Position, Velocity, Health
System
A function that runs every tick, queries entities with specific components, and transforms them.
moveSystem, drawSystem
Systems never know about each other. They only query the components they care about. This makes it easy to add, remove, or replace behaviour without touching unrelated code.
First game logic
Let's build a moving square. First, define two components to describe an entity's position and velocity:
export class Position { constructor( public x: number, public y: number, ) {} } export class Velocity { constructor( public vx: number = 0, public vy: number = 0, ) {} }
Then write a system that reads those components and moves entities each tick. The getZipper call returns only entities that have all the listed
components:
import type { Registry, Context } from '@nanoforge-dev/ecs-client'; import { Position, Velocity } from '../components'; export function moveSystem(registry: Registry, ctx: Context) { const entities = registry.getZipper([Position, Velocity]); for (const entity of entities) { entity.Position.x += entity.Velocity.vx * ctx.deltaTime; entity.Position.y += entity.Velocity.vy * ctx.deltaTime; } }
Register the ECS library, then spawn an entity and attach components in your main() function.
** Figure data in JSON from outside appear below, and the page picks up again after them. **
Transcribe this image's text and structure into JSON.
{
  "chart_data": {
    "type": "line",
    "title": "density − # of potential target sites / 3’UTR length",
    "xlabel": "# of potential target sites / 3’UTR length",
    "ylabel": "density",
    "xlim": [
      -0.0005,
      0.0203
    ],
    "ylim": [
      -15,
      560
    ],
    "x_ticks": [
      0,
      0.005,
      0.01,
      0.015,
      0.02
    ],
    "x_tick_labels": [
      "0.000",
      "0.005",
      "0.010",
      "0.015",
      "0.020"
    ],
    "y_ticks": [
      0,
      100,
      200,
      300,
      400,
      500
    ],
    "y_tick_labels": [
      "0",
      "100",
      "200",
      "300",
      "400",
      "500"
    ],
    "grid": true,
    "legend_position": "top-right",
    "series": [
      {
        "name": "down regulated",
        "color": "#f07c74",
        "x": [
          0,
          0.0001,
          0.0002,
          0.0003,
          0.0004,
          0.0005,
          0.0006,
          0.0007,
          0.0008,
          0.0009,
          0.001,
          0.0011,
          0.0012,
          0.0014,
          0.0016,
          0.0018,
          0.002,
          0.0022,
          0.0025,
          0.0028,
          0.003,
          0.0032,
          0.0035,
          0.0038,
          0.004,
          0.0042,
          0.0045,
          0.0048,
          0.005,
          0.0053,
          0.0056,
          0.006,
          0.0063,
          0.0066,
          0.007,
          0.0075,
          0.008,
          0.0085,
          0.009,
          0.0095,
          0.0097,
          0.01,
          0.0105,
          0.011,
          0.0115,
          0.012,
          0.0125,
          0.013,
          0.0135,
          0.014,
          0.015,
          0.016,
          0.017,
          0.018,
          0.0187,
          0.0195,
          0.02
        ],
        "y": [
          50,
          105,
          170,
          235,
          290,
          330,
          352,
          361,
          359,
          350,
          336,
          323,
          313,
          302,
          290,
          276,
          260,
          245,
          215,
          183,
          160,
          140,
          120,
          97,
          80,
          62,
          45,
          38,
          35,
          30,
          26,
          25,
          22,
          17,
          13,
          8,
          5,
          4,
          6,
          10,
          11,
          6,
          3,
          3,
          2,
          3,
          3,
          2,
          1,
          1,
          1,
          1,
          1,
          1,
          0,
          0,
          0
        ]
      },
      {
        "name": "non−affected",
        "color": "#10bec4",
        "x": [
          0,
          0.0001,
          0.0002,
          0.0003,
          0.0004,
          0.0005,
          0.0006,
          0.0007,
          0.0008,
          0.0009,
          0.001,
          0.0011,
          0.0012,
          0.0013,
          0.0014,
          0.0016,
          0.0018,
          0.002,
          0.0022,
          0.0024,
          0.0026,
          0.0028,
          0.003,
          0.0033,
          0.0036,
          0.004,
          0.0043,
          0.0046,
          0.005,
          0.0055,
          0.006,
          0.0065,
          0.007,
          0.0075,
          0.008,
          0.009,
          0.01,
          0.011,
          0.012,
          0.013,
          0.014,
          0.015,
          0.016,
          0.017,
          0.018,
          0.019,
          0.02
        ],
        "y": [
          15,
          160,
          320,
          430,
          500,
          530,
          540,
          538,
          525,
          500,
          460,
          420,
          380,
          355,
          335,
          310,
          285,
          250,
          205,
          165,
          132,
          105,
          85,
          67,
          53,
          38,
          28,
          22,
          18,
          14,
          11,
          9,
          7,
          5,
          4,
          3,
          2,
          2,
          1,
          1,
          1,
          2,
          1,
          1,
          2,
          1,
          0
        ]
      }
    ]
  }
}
The registry is the entry point for all entity and system
management:
import { EcsClientLibrary } from '@nanoforge-dev/ecs-client'; // ... other imports export async function main(options: IRunOptions) { const app = NanoforgeFactory.createClient(); const ecs = new EcsClientLibrary(); app.useComponentSystem(ecs); await app.init(options); const registry = ecs.registry; const player = registry.spawnEntity(); registry.addComponent(player, new Position(400, 300)); registry.addComponent(player, new Velocity(120, 0)); registry.addSystem(moveSystem); await app.run(); }
To render the entity, add a draw system using the @nanoforge-dev/graphics-2d library:
import { Graphics2DLibrary, Rect } from '@nanoforge-dev/graphics-2d'; import type { Registry, Context } from '@nanoforge-dev/ecs-client'; import { Position } from '../components'; export function drawSystem(registry: Registry, ctx: Context) { const graphics = ctx.libs.getGraphics<Graphics2DLibrary>(); const entities = registry.getZipper([Position]); for (const entity of entities) { const rect = new Rect({ x: entity.Position.x, y: entity.Position.y, width: 32, height: 32, fill: '#7c3aed', }); graphics.stage.add(rect); } }
Run in dev mode
nf dev compiles your project, starts both client and server, and
watches for changes with hot reload.
$ cd my-game $ nf dev NanoForge Dev Mode ➜ Game running at http://localhost:3000
Hot reload
Save a file and the engine recompiles and reloads without losing entity state.
Source maps
TypeScript errors point to your source, not the compiled output.
Config watch
Changes to nanoforge.config.json are picked up automatically.
Dev tools
Inspect entities and tweak components live with the built-in visual editor.
Install packages
The NanoForge Registry hosts ready-to-use components, systems, and templates. Install them with nf install:
# install a community component on the client side $ nf install base/physics-2d # install on the server side $ nf install --server base/physics-2d # install as a plain library (no component/system scaffold) $ nf install --lib @nanoforge-dev/input
Once installed, packages are imported like any TypeScript module. The CLI also generates stubs for components and systems so you can start using them immediately.
Build & deploy
When you're ready to ship, build your project and start the production server:
# compile client and server $ nf build NanoForge Build Building Client... 🚀 Build succeeded! # start the production server (serves on port 3000 by default) $ nf start # custom port and HTTPS $ nf start --port 8080 --cert cert.pem --key key.pem
You can also manage deployments directly from the Project Manager — a web dashboard where you can monitor builds, manage multiple projects, and invite collaborators.
NanoForge games are served as a URL — no client install, no plugins. Your players open a link and the game runs.